Google has announced the imminent arrival of Veo 3, its artificial intelligence video generation model, on YouTube and in Canva. The tool lets you create 8-second clips in 4K with synchronized audio from a simple text or visual prompt.

At the Cannes Lions Festival 2025, Google made official the arrival of Veo 3, its artificial intelligence video generator, within its YouTube platform, via YouTube Shorts. This advance goes far beyond Veo’s previous use for YouTube-generated backgrounds: it promises videos with synchronized audio, music and dialogue.
“AI technology will push the limits of human creativity,” said YouTube CEO Neal Mohan, speaking at Cannes. The head of the world’s largest video platform also unveiled a new milestone for Shorts, those mini video formats, which now record over 200 billion views a day on average.
At the same time, Canva becomes one of the first creative tools to integrate Veo 3 via its new Create a Video Clip function, enabling 8-second videos with native sound to be generated from a prompt. The feature is available for paying customers.
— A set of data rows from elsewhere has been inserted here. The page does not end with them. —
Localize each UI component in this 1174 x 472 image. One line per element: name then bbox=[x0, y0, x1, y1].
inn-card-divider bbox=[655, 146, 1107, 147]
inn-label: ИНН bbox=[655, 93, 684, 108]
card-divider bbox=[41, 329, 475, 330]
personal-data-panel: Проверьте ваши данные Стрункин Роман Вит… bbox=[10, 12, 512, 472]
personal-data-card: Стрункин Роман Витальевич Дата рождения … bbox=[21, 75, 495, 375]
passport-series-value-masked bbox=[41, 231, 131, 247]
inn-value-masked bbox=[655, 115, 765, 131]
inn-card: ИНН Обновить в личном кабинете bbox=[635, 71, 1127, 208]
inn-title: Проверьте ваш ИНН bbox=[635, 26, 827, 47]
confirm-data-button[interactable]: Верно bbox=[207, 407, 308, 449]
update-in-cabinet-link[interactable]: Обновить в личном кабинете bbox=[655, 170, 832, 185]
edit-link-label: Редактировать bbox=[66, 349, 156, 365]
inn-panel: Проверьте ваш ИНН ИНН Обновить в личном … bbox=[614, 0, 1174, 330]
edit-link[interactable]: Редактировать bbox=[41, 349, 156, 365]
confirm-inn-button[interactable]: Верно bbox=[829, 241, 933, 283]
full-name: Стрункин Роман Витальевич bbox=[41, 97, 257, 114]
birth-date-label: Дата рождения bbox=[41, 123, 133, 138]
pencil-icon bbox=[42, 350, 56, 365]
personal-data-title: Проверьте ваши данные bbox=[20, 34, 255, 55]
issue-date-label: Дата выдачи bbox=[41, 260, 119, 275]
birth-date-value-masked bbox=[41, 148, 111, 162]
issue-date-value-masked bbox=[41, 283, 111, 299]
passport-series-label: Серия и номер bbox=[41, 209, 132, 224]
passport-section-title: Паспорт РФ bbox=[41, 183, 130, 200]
While this announcement marks a technical breakthrough, it’s part of a movement that’s already well underway. Numerous tools such as Runway, Pika, CapCut AI or Synthesia already facilitate the creation of automated B-rolls, widely used on TikTok and Instagram. Video AI is gradually becoming a natural extension of content creation workflows.
In a promotional video released by Google, director Dave Clark said: “It feels like it almost builds itself,” expressing the creative freedom the tool offers.
But this increased accessibility also raises the question of visual misinformation. In Los Angeles in early June, several AI-generated videos circulated during anti-eviction protests. Some of these, perceived as authentic, contributed to media confusion and the dissemination of false information.
Veo’s ability to generate realistic scenes, including dialogue, makes this risk even more acute. Google’s response? A digital watermark via SynthID and metadata to identify the content generated. But given the increasing fluidity of these videos, vigilance on the part of platforms and users remains more essential than ever.